Summarizing, the researchers differentiate technical from adaptive change. Technical change is the outside change, what takes place 'on paper.' Adaptive change is the internal hoops we jump through in order to embrace the technical change.
In the end, the researchers assert people are not afraid of change. No, that part is okay. The scary part, the findings show, is the loss of something: pride, control, power, face, and so on. So, if you've ever shared an idea with another person only to be shut down, read on.
You're Scaring People
Excerpted from The Practice of Adaptive Leadership by Ronald Heifetz, Alexander Grashow, and Marty Linsky (Harvard Business Press)
"There is a myth that drives many change initiatives into the ground: that the organization needs to change because it is broken. The reality is that any social system (including an organization or a country or a family) is the way it is because the people in that system (at least the individuals and factions with the most leverage) want it that way. In that sense, on the whole, on balance, the system is working fine, even though it may appear to be "dysfunctional" in some respects to some members and outside observers, and even though it faces danger just over the horizon. As our colleague Jeff Lawrence poignantly says, "There is no such thing as a dysfunctional organization, because every organization is perfectly aligned to get the results it currently gets" (2009:17).
"When you exercise adaptive leadership, your authorizers will push back, understandably. They hired you...or authorized you...and now you are doing something else: you are challenging the status quo, raising a taboo issue, pointing out contradictions between what people say they value and what they actually value. You are scaring people. They may want to rid of you and find someone else who will do their bidding" (2009:26).
"You know the adage 'People resist change.' It is not really true. People are not stupid. People love change when they know it is a good thing. No one gives back a winning lottery ticket. What people resist is not change per se, but loss" (2009:22).
I've been conveying unpopular ideas for at least a decade. Here's some of what I've learned.

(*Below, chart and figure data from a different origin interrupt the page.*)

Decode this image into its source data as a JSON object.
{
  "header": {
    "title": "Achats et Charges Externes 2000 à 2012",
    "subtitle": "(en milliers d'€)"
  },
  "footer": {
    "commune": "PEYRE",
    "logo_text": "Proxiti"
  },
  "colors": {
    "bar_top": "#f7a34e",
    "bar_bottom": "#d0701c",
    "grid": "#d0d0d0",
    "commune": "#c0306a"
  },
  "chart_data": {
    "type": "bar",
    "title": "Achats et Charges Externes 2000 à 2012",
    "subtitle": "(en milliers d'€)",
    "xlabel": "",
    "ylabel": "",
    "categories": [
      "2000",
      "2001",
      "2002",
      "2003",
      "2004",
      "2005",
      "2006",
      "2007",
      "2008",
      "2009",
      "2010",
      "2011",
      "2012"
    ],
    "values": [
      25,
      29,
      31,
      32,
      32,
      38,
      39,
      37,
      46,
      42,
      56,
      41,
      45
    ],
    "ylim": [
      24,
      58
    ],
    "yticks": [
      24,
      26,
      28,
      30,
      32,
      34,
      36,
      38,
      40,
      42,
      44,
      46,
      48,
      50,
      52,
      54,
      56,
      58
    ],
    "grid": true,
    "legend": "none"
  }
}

- Like fish, people tend to want to stay in "schools" of thought, something akin to jumping on the bandwagon; with numbers comes social safety
- Most people haven't done their research, so they rely on the research of others; if so-and-so says it's true, then it must be
- Thought leaders usually have a monetary (power/safety) reason to keep things just as they are
- Our culture values winning over truth; thus, the purpose of an argument is to rest one's case, not lose it
- People are tired and stressed; changing anything requires work
- People often listen because they know when you're done talking, they can immediately forget whatever gibberish you just floated into the atmosphere, and move on with life
- In this information age, my view is one of thousands, even millions; thus, unless my view corresponds to a noticeably different/changed life, my view will likely fall on deaf ears
People want change. They do. But it's difficult these days for people to differentiate what's real from counterfeit. Each time I pick up my home phone, for instance, I wonder if I'll be greeted by a telemarketer. I've been trained to put up my guard, and rightly so. The same is true in the "church" world. We've been sold/told so much for so long, people have grown leery, even emotionally exhausted. Because of this, the status quo has earned some merit. It might not be perfect, many reason, but at least we're not hurting anyone and it feels right. Don't get me wrong. Change needs to happen. But if we want lasting change, we can't only address the technical issues, we've got to address the adaptive issues as well.